Cut! Say Less to Say More
Over the years I have worked closely with a number of outstanding leaders – many of whom were sterling communicators.
Some were former military officers who exchanged uniform for suit. Others were lifelong academics who carried the air of professorship into all of their work. And others were natural politicians who rose through the ranks of their profession. Together they represent a wide variety of temperaments, philosophies and personal styles.
So it was with that background that I was initially stumped by a recent question from an executive who had asked for our help in raising their communications game: “What’s the one thing that you end up telling all the folks you train?”
My mind searched for the “right” answer, from the physical imperatives to control the hands and make eye contact, to the need to temper one’s emotional response in the face of criticism, to the use of stories about people to make messages real for audiences. These all matter, and everyone can improve on these skills.
But the answer that I kept coming back to was this: Use fewer words.
Most people, left to their own devices, tend to say more than a listener can process. Experts know too much and feel an existential need to explain their subject matter to great detail. True believers can’t stop making their case for fear that someone somewhere in the room has not been totally converted to their cause. And people with power tend to get very positive feedback from insiders who tell them they “are doing great” and “really told them off that time, boss.”
The leaders we work with combine all of these characteristics to varying degrees to produce a habit of mind and mouth that provides more and more words.

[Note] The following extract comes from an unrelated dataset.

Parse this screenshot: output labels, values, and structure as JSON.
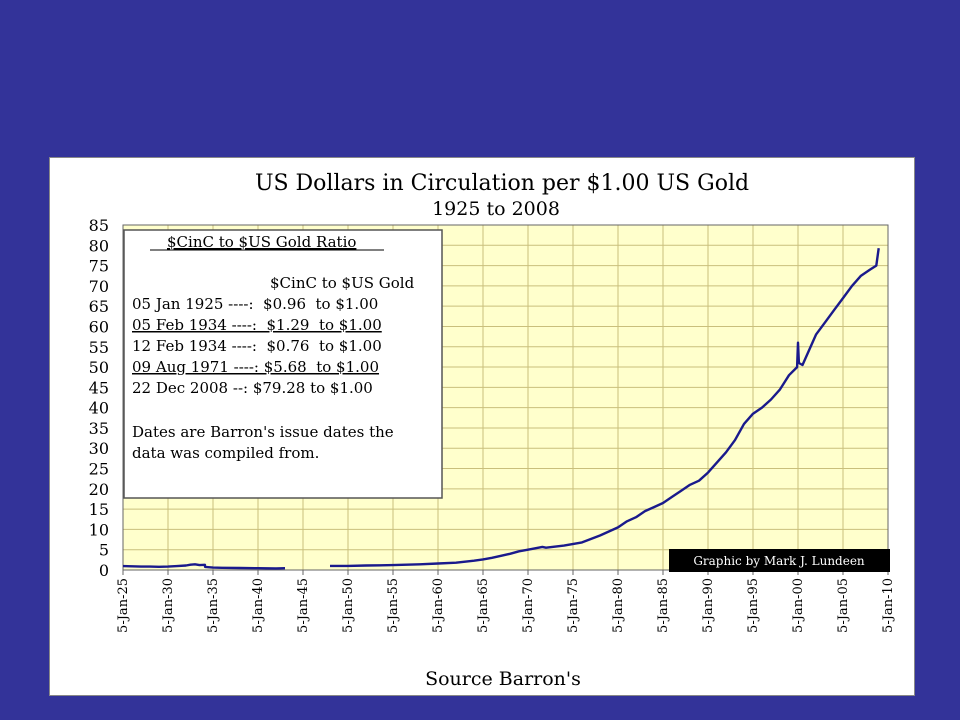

Unfortunately, by the time we meet them, these habits can be pretty well baked in.
We get the ball rolling in the other direction during our training, helping leaders see how paring down words increases their impact exponentially. Great lines from history make our case: “Tear down this wall, Mr. Gorbachev” and “One small step for man, one giant leap for mankind.” We also cite well-known lines from popular culture, including, “Life is like a box of chocolates” and “You can’t handle the truth!”
Memorable. Powerful. Spare.
Then we work with the leaders to cut, cut, cut their elevator pitches down to statements that could be delivered on an actual elevator ride. They leave convinced of the need to minimize words and better prepared to do it.
But when we check in over the next few months to see how well the training plan has been implemented, we often hear that progress has been slow. “I just can’t help myself,” some say, or “She is fine with the opening statements but spends too long answering questions,” a staffer reports.
That’s to be expected; habits don’t change overnight. That’s one of the main reasons we stress (and I mean stress) the use of a “murder board,” or hard-nosed practice session, before leaders head out to communicate for real. It is in essence a live-fire exercise with staff playing the role of reporters or legislators firing questions at the leader, followed by a critique and immediate tactical adjustments.
It’s one part of a healthy culture for effective leader communications. Smart leaders surround themselves with disciplined people who turn this idea into action. We have seen it work wonders. If it only accomplishes one change, cutting words is a giant leap in the right direction.
But you don’t need to have a complete plan in place to start applying this core lesson where you are today: Hone your message down to a short burst that packs power – and deliver it with strength.
That is all I have to say about that.